The base text is followed scrupulously for lineation purposes except in a few minor instances where we are satisfied from the rhyme or stanza system that a line was intended but was inadvertently not copied. The numbering for each unit starts at 1 for the first line of the English text. Any heading for a unit is numbered 0, however long it may be. The numbering proceeds regularly to the end of that unit, with each unit being identified either by the two capitals of the tale units or L and a number for the link units. Additions in other witnesses have the base number of the preceding line, a slash and then numbering from 1. Thus WB 44/1 and WB 44/2 would be the first and second lines of an addition after WB 44 in a given witness in what is the Wife of Bath's tale unit (which in this case also includes the prologue). If the line numbering goes from WB 42 to WB 45, it would signify that WB 43 and WB 44 were missing in that witness. A variant of a line has the base number of that line, a slash and a lower-case letter starting with a. Thus WB 44/a and WB 44/b would be two variants, each different from the other and from the base, of line WB 44.

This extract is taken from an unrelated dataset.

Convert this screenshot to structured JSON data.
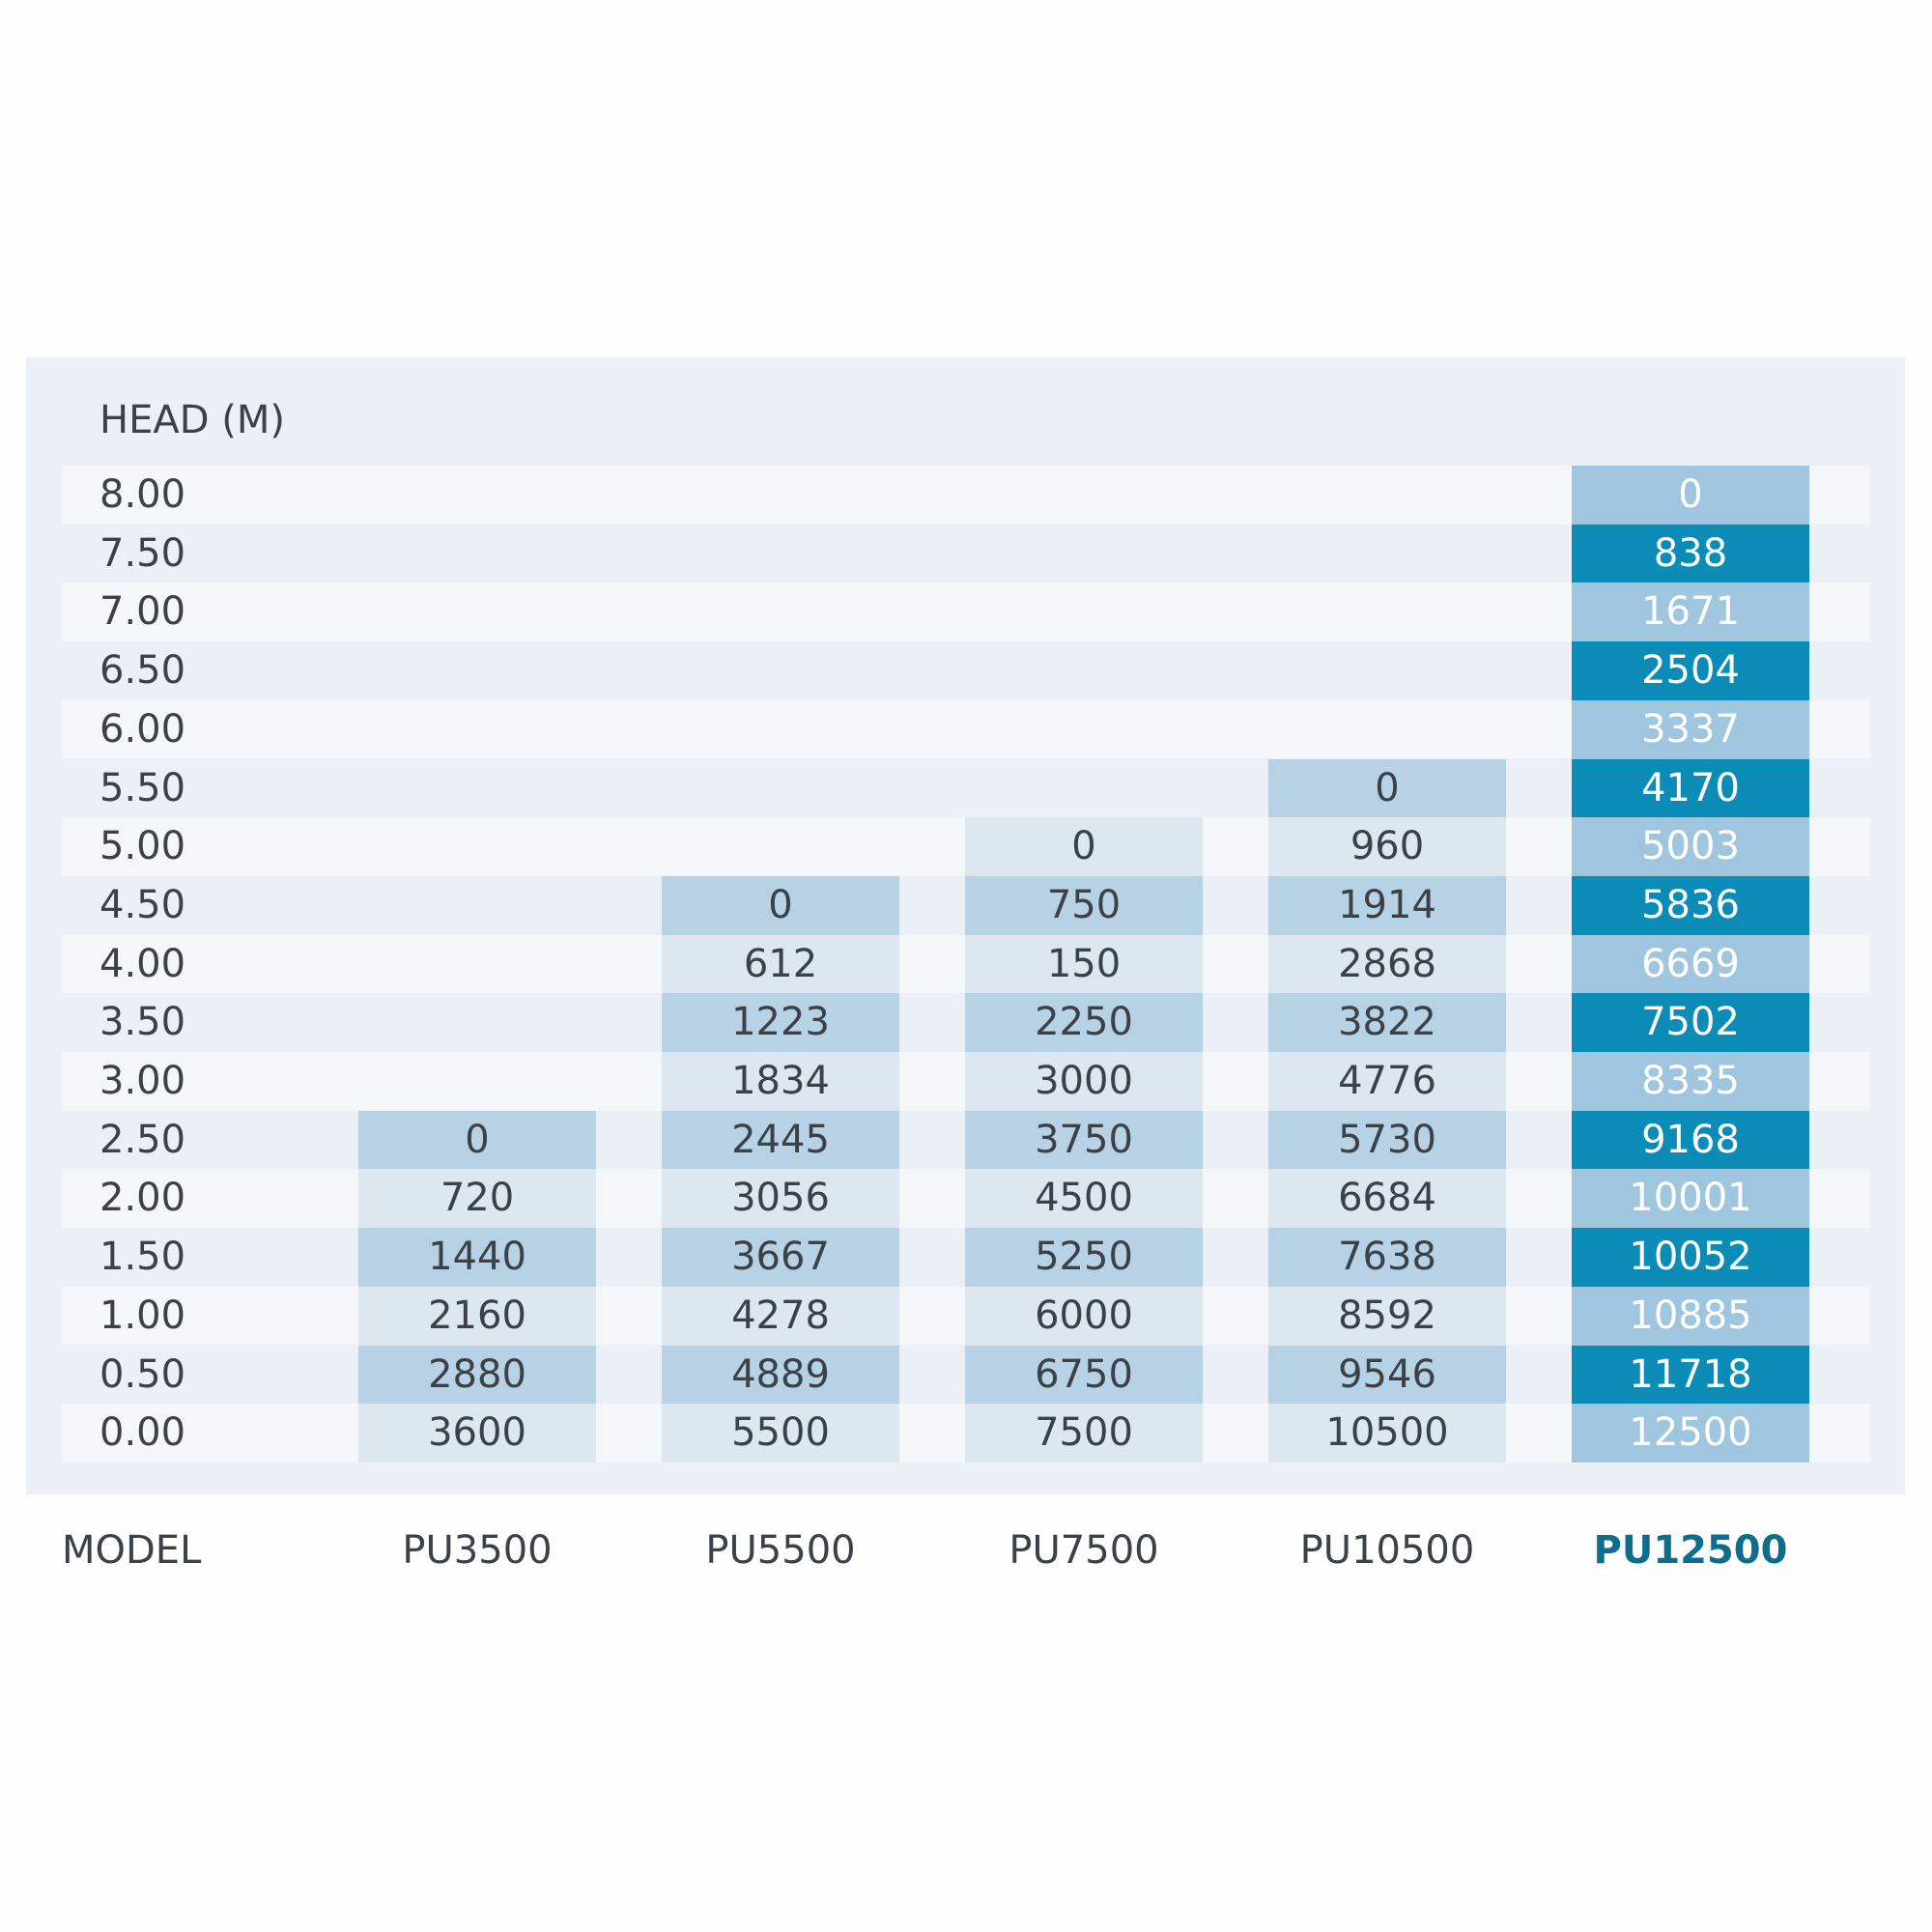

Sub-headings within the text are recorded as additions, but marginalia and glosses over the line are treated as glosses. They are identified by gl after the line number: WB 44gl would be a gloss to WB 44 and WB 44/2gl would be a gloss to WB 44/2. Where there is more than one gloss to a line, these are distinguished by a slash and a number after the gl so that WB 44gl/1 and WB 44gl/2 would be two separate glosses to WB 44.

It is hoped that this system is sufficiently transparent and close to previous numerations to make it readily understood by users of the computer texts. A full break-down of the units and their lineation will be provided in the second volume of the Occasional Papers. On the CD-ROMs, users will be able to switch between the old and new numberings.